すると他のお客さんの視線が一気こちらに向き、我に返って静かに腰を下ろした。
「、、すみません。」
「いいえ、私も同意見でした。だからこうして独断で行動致しました。」
そういうと芳川さんは姿勢を正して、真剣な表情で口を開いた。
「柏木紗江さん。暁人さんが心を許している貴方だからこそ、お願いできるお話です。」
「はい。」
「説得して欲しいのです。暁人さんにもう一度社長に会いに行って欲しいと。そして社長に〝生きて欲しい〟と伝えて頂きたいと。これが私の願いなのです。」
芳川さんはテーブルに頭が付くほどに頭を下げると声を震わせた。
「どうかっ、、お願い致しますっ、、!」
「頭を上げて下さいっ!!!」
「、、実はこの話には続きがあります。社長は治療をすれば治る病なのです。しかし、社長はもう生きる事を諦めて終われました。自分の中で役目は果たしたとでも思っているのでしょう。

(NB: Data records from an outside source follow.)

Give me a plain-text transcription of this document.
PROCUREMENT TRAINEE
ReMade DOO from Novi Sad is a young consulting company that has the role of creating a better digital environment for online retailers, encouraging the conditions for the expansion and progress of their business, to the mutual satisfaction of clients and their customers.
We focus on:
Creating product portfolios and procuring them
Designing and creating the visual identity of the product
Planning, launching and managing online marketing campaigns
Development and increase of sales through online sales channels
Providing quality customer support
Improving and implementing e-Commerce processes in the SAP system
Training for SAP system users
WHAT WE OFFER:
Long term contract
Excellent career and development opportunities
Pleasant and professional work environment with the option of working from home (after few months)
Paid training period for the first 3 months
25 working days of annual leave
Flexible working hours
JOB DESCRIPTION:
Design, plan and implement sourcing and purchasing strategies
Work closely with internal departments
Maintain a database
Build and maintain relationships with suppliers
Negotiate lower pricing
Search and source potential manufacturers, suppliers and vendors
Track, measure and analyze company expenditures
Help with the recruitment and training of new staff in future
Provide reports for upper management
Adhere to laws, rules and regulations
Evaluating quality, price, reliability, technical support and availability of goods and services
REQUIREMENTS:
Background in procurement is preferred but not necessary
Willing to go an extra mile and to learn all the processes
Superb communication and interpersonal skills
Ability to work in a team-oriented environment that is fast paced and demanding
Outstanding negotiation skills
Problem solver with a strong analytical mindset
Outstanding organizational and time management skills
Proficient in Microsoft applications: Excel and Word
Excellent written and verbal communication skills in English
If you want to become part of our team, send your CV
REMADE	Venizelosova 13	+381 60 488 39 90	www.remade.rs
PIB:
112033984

もう誰にも必要にされていないと、、そう思っていらっしゃいます。しかし社長を必要としている人間は大勢います。社長が居なくなれば、当然経済は傾きます。大きな戦力を失った会社も同様です。弊社で働く社員達の生活も困難となるでしょう。そして私も目標を失います。きっと先に旅立たれた最愛の彼女も嘆き悲しむ事でしょう。だから絶対に死んではいけない人なのですっ、、!」
こんな2回り近く歳の離れた女に頭を下げ続けて話す芳川さんにその本気が伝わってくる。
膝で握られた拳には力が入り、小刻みに震えている。
そんな姿を見せられれば、動かずにはいられない。
芳川さんの拳に手を伸ばしてその拳を両手で包んでからゆっくり声を掛ける。